La destra al governo potrebbe (e dovrebbe) fare una politica culturale, di cui invece non si occupa, limitandosi a occupare poltrone.
È una denuncia, ironica e anche divertente, ma non per questo meno dolente, quella di Alberto Mattioli, giornalista, critico musicale e scrittore che ha firmato il pamphlet 'Destra maldestra.
La spolitica culturale
del governo Meloni' (Chiarelettere, pp. 120, 12,90 euro).

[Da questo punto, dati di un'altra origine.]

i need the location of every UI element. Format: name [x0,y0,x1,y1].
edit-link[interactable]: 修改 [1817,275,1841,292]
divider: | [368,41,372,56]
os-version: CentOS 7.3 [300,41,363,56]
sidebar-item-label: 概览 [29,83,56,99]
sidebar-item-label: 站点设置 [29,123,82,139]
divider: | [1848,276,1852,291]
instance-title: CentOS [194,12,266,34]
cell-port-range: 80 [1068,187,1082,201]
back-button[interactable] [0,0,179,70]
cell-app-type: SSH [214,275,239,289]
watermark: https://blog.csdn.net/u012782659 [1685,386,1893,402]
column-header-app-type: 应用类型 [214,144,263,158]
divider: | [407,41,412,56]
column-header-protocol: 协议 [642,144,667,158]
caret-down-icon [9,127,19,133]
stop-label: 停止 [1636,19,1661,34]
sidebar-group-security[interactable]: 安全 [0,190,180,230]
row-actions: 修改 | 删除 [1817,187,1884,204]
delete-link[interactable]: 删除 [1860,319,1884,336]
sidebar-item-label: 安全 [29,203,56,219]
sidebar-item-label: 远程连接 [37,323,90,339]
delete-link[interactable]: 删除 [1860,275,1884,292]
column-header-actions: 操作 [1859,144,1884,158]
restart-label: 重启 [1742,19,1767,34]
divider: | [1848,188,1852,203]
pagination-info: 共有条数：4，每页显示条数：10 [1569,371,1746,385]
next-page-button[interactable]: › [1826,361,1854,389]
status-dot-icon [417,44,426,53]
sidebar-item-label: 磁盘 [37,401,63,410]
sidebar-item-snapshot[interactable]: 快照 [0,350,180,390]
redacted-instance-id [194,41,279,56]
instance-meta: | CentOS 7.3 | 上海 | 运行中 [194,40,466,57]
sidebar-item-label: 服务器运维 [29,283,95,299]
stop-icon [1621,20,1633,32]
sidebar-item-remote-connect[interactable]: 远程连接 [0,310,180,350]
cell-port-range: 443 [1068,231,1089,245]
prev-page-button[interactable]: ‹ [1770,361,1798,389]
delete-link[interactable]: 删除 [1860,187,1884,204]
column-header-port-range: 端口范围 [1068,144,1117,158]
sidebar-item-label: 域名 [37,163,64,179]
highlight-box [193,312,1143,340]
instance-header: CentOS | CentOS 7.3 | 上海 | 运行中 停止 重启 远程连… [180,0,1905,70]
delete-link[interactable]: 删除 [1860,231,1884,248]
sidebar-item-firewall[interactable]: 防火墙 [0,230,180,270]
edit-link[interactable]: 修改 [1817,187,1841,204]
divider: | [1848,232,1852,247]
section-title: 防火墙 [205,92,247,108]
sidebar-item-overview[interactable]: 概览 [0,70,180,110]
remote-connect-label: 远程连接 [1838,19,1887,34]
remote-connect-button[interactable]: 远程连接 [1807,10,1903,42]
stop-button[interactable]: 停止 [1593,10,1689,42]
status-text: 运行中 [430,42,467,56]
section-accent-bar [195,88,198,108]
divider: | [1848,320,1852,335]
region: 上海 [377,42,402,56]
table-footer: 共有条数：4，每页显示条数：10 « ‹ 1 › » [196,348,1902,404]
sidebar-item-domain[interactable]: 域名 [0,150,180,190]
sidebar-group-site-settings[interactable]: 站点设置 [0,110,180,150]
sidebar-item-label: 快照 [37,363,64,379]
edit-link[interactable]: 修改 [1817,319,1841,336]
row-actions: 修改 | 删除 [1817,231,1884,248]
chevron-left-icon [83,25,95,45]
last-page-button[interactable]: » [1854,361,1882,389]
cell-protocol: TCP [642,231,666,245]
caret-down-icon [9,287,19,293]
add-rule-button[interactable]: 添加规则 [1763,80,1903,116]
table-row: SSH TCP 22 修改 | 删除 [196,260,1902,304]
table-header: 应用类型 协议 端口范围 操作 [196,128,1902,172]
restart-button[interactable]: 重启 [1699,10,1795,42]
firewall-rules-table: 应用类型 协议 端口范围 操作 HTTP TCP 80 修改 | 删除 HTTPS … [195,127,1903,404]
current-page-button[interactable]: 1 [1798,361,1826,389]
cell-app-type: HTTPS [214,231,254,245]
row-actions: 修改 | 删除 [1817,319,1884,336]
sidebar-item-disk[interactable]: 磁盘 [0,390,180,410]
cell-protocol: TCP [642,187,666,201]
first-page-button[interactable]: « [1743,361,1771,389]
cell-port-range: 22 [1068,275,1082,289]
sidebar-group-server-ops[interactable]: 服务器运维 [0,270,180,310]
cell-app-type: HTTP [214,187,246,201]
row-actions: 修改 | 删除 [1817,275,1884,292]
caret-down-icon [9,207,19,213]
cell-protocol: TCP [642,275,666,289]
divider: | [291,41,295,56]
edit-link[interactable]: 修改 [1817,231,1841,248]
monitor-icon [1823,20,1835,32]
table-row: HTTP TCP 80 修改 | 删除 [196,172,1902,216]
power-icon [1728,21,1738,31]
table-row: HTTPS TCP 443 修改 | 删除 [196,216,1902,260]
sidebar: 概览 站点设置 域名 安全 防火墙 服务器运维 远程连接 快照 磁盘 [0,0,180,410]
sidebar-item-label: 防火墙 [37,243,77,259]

Senza preconcetti ideologici, Mattioli fa una dinamica di
quanto accaduto dall'insediamento del governo, quando il primo
ad essere ricevuto a Palazzo Chigi fu Pino Insegno. E lo fa
senza risparmiare critiche alla sinistra che strilla "per la
lottizzazione sistematica di ogni poltronissima, poltrona,
sedia, strapuntino. Ma, in questo caso, dopo aver lottizzato a
sua volta per decenni, quindi ancora con una bella dose di
ipocrisia" e grida al fascismo, cosa "controproducente" perché
sposta sul piano ideologico un discorso empirico della
valutazione dei risultati. Sintetizzando: il ministro della
Cultura Gennaro "Sangiuliano and friends non vanno criticati
perché forse sono stati fascisti. Ma perché sono sicuramente
mediocri".
Esempio di mediocrità è la scelta del ministro (che Mattioli
chiama Genny-la-Gaffe ricordando episodi come l'assicurazione
data alla premiazione dello Strega, di cui era giudice, che
avrebbe letto i libri o la definizione di Dante Alighieri come
fondatore della Destra) di scegliere come consulente per la
musica non Riccardo Muti (Daniele Gatti, Riccardo Chailly,
Michele Mariotti....) o, volendo una donna, Speranza Scappucci,
voluta come direttore principale ospite dal Covent Garden di
Londra, ma Beatrice Venezi, che ha poco curriculum e "non è un
celebre direttore d'orchestra che è anche di destra. È un
direttore d'orchestra diventato celebre perché è di destra". E
poi altri esempi sono ancora la bagarre dei teatri di Roma, il
tentativo fallito di spostare Stephane Lissner dal San Carlo di
Napoli. Impossibile non affrontare il tema di Roberto Vannacci e
di una destra che sembra prediligere lui al colto seppure
rutilante Vittorio Sgarbi.
E fin qui il quadro della situazione, ma Mattioli prova anche
a spiegare cosa si potrebbe fare. Intanto smettere di guardare
al passato, "non fermarsi alla gestione del potere ma elaborare
il futuro". Conservare quello che di buono c'è (evitando di
cancellare iniziative che funzionano come il bonus Cultura per i
diciottenni), mettendo "alla guida dei musei degli storici
dell'arte con i loro bravi titoli accademici", selezionando "la
classe intellettuale non solo per affinità politiche" ma anche
per competenza e merito e insomma pensando "a teatri e musei,
archivi e biblioteche come qualcosa di prezioso e fondamentale,
invertendo una volta l'ordine delle priorità e spendere non per
creare consenso ma per creare futuro". Però "a questa destra,
purtroppo, manca tutto quel che servirebbe per fare una vera
politica culturale. Per questo resta una destra maldestra".